At ten years old, Tommy understood something I was only beginning to learn.

That love isn’t just for the easy moments and special relationships.

It’s also for the complicated times. The painful moments. The people who don’t make sense to us.

Sending love energetically to those we’d rather hate is one of the most powerful ways to heal our hearts, and open theirs.

It’s also one of the most efficient.

So I kept at it.

Because I wanted to be someone who moved through the world with an open heart and not a closed one.

Doing so made me feel lighter. It deepened my relationships. And my conversations softened as they became more authentic at the same time.

Tommy has shown me, through his life and in his absence, that play, connection, and love are not extras in this life.

They are the point.

And love, in particular, is not something we save for special occasions or ideal circumstances.

It’s something we practice.

Everybody still needs a little love. You. Me. Even the people we find hardest to understand or reach.

So today, as I honor Tommy a little extra, I want to offer you a simple idea.

Think of someone you love.

Someone whose presence or memory brings you warmth, meaning, gratitude.

Close your eyes for a moment and really feel that love.

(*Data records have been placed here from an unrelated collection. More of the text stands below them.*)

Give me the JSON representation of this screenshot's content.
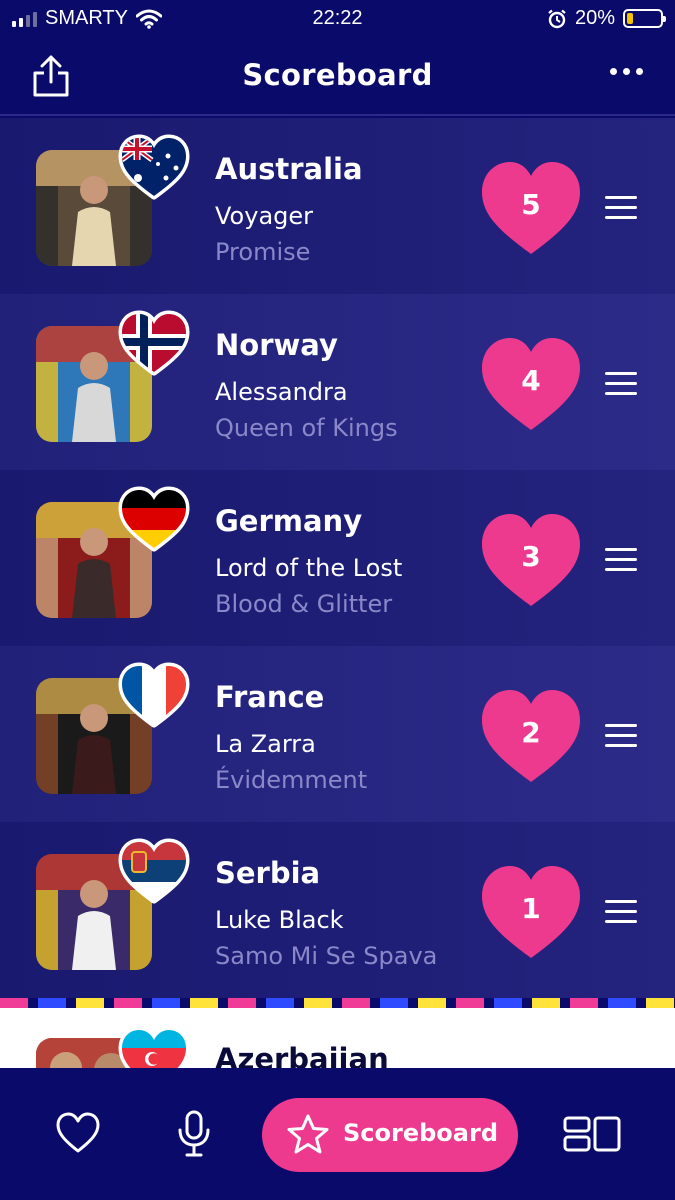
{
  "status_bar": {
    "carrier": "SMARTY",
    "time": "22:22",
    "battery_percent": "20%",
    "battery_level": 0.2,
    "signal_bars": 2
  },
  "header": {
    "title": "Scoreboard",
    "share_icon": "share-icon",
    "more_icon": "more-icon"
  },
  "entries": [
    {
      "country": "Australia",
      "artist": "Voyager",
      "song": "Promise",
      "points": "5",
      "flag": "au"
    },
    {
      "country": "Norway",
      "artist": "Alessandra",
      "song": "Queen of Kings",
      "points": "4",
      "flag": "no"
    },
    {
      "country": "Germany",
      "artist": "Lord of the Lost",
      "song": "Blood & Glitter",
      "points": "3",
      "flag": "de"
    },
    {
      "country": "France",
      "artist": "La Zarra",
      "song": "Évidemment",
      "points": "2",
      "flag": "fr"
    },
    {
      "country": "Serbia",
      "artist": "Luke Black",
      "song": "Samo Mi Se Spava",
      "points": "1",
      "flag": "rs"
    }
  ],
  "peek_entry": {
    "country": "Azerbaijan",
    "flag": "az"
  },
  "bottom_nav": {
    "active_label": "Scoreboard",
    "items": [
      "heart-icon",
      "microphone-icon",
      "star-icon",
      "layout-icon"
    ]
  },
  "colors": {
    "background": "#0a0a6b",
    "accent_pink": "#ee3a8e",
    "muted_text": "#8a88c8"
  }
}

Let it fill your chest. Let it expand.

And then… send it. Send it to someone else you love and see how it lifts you up too.

Now for the real gift.

Think of someone you’re struggling with. Someone who hurt you. Someone in your life you just don’t like. Could be your boss. A parent. Or even a public figure you disagree with or just can’t stand.

And do the same thing. Fill your chest with the purest love you know and send it to them until you feel that love pierce their heart and make contact. Then let go.

Who knows where it will go after that?

Because love doesn’t end.

It transforms.

It moves.

It waits for us to embrace it and pass it on.

And when we do—even for just a few seconds a day—it has the power to change not only our own hearts, but the world around us too.

“Everybody needs a little love,” Tommy Mark sang.

Given all that’s going on in the world, now feels like the perfect time for more of us to try sending some.